Following Jesus in a Warming World is a challenging and inspiring book.
When we decided to focus on Climate Change as our second issue of 2023 we knew we wanted to find a book (ideally recently published) that would wrestle with this issue from a Christian perspective. Of course all of the data, science and history of climate change and the environmental movement are important and will be key features of our campaign, but we are a faith-based organization working to call and equip Christians. We wanted a book to help guide us in making the connections between the injustices of climate change and the demands of our faith.

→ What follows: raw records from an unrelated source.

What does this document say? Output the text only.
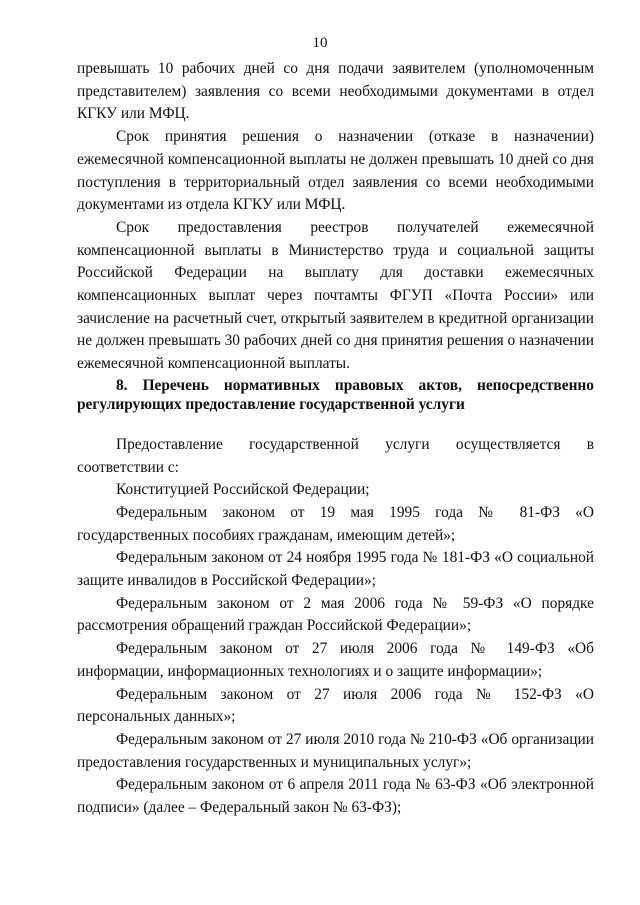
10

превышать 10 рабочих дней со дня подачи заявителем (уполномоченным представителем) заявления со всеми необходимыми документами в отдел КГКУ или МФЦ.

Срок принятия решения о назначении (отказе в назначении) ежемесячной компенсационной выплаты не должен превышать 10 дней со дня поступления в территориальный отдел заявления со всеми необходимыми документами из отдела КГКУ или МФЦ.

Срок предоставления реестров получателей ежемесячной компенсационной выплаты в Министерство труда и социальной защиты Российской Федерации на выплату для доставки ежемесячных компенсационных выплат через почтамты ФГУП «Почта России» или зачисление на расчетный счет, открытый заявителем в кредитной организации не должен превышать 30 рабочих дней со дня принятия решения о назначении ежемесячной компенсационной выплаты.

8. Перечень нормативных правовых актов, непосредственно регулирующих предоставление государственной услуги

Предоставление государственной услуги осуществляется в соответствии с:

Конституцией Российской Федерации;

Федеральным законом от 19 мая 1995 года № 81-ФЗ «О государственных пособиях гражданам, имеющим детей»;

Федеральным законом от 24 ноября 1995 года № 181-ФЗ «О социальной защите инвалидов в Российской Федерации»;

Федеральным законом от 2 мая 2006 года № 59-ФЗ «О порядке рассмотрения обращений граждан Российской Федерации»;

Федеральным законом от 27 июля 2006 года № 149-ФЗ «Об информации, информационных технологиях и о защите информации»;

Федеральным законом от 27 июля 2006 года № 152-ФЗ «О персональных данных»;

Федеральным законом от 27 июля 2010 года № 210-ФЗ «Об организации предоставления государственных и муниципальных услуг»;

Федеральным законом от 6 апреля 2011 года № 63-ФЗ «Об электронной подписи» (далее – Федеральный закон № 63-ФЗ);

So Maeve, our amazing intern, suggested Following Jesus in a Warming World and we all dove in. Here are some of our initial thoughts, hopefully giving you a preview of what is to come and instilling excitement to learn about the Christian call to climate action.
The title really conveys the focus and message of the book. The author is trying to help readers contend with the realities of climate change as followers of Jesus. These are not separate propositions for him. His contention is that our faith requires something of us in the face of this existential injustice and he is attempting to help us, the followers of Jesus, begin to navigate that.

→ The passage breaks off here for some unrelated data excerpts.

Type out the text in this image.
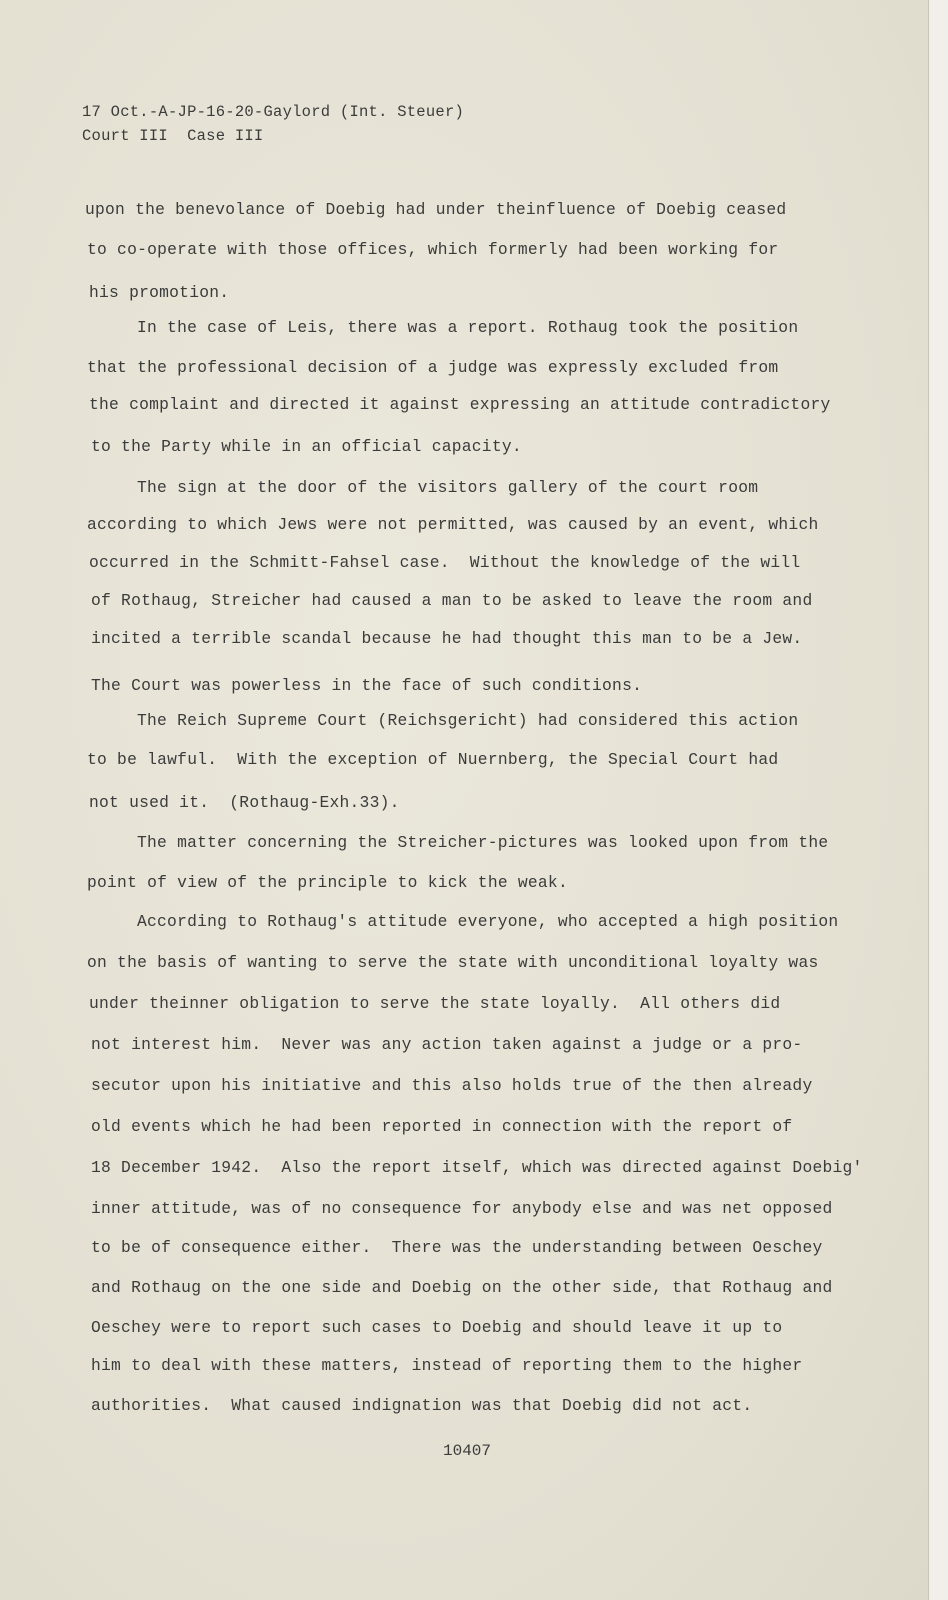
17 Oct.-A-JP-16-20-Gaylord (Int. Steuer)
Court III  Case III
upon the benevolance of Doebig had under theinfluence of Doebig ceased
to co-operate with those offices, which formerly had been working for
his promotion.
In the case of Leis, there was a report. Rothaug took the position
that the professional decision of a judge was expressly excluded from
the complaint and directed it against expressing an attitude contradictory
to the Party while in an official capacity.
The sign at the door of the visitors gallery of the court room
according to which Jews were not permitted, was caused by an event, which
occurred in the Schmitt-Fahsel case.  Without the knowledge of the will
of Rothaug, Streicher had caused a man to be asked to leave the room and
incited a terrible scandal because he had thought this man to be a Jew.
The Court was powerless in the face of such conditions.
The Reich Supreme Court (Reichsgericht) had considered this action
to be lawful.  With the exception of Nuernberg, the Special Court had
not used it.  (Rothaug-Exh.33).
The matter concerning the Streicher-pictures was looked upon from the
point of view of the principle to kick the weak.
According to Rothaug's attitude everyone, who accepted a high position
on the basis of wanting to serve the state with unconditional loyalty was
under theinner obligation to serve the state loyally.  All others did
not interest him.  Never was any action taken against a judge or a pro-
secutor upon his initiative and this also holds true of the then already
old events which he had been reported in connection with the report of
18 December 1942.  Also the report itself, which was directed against Doebig'
inner attitude, was of no consequence for anybody else and was net opposed
to be of consequence either.  There was the understanding between Oeschey
and Rothaug on the one side and Doebig on the other side, that Rothaug and
Oeschey were to report such cases to Doebig and should leave it up to
him to deal with these matters, instead of reporting them to the higher
authorities.  What caused indignation was that Doebig did not act.
10407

There is so much I could share from the book and we look forward to walking through it with you in our book group coming up this fall. For now I will just share a passage I found particularly convicting and encouraging.
“There is pressure to flatten out the complexity and nuance of climate action by mashing it together with a whole host of other policy positions privileged by one political party or the other. What a gift Jesus offers to us, then. A clarifying lens that transcends petty games of us versus them, that frees our imagination of zero-sum politics, and reminds us that love is our highest calling and that in God’s economy of abundance, there is plenty to go around.”
I appreciate how he frames our response to climate change in our posture to our neighbor who we are called to love and this book does a great job of calling us to consider how we are to love our neighbors who are most affected by climate change.
One of the things I have found most empowering about this book is the perspective that it offers. Climate change can often feel like something disconnected from ourselves, since human beings are somewhat separated from the rest of the created world. However, understanding that deep love and care that God has for his created world can help change our outlook towards climate action.
In chapter 3, Kyle Meyaard-Schaap embarks on the journey of “recovering the big story.” Throughout the chapter, he dives into biblical text, seeking out the Christian calling to climate action and teaching the reader about how intimately God cares for his whole creation. He highlights a passage from Job. After reading about the excruciating experiences of Job’s life, chapters 38-41 present a love letter from God to his creation.
“Job 39 tells us that God knows when the mountain goat gives birth and that he counts the months until the doe bears her fawn (Job 39:1-2) – can’t you just picture God checking off days on a calendar, eagerly anticipating the baby deer’s arrival with bated breath? God notices the laughter of the wild donkey (Job 39:7), the joy of the ostrich (Job 39:13), and the pride of the horse (Job 39:19-25), not unlike the way a parent notices the unique personalities of her different children… This is not the language of a distant, uninterested God. This is the language of a God who is intimately involved and passionately in love with his created things.” ( pg. 48)
The takeaway for us today is this: If God is so deeply connected and concerned with the entirety of his creation, shouldn’t we be as well?
The call to climate action in the Bible is clear. We hope that you will join us over the coming months to learn about and serve this beautiful world we call home.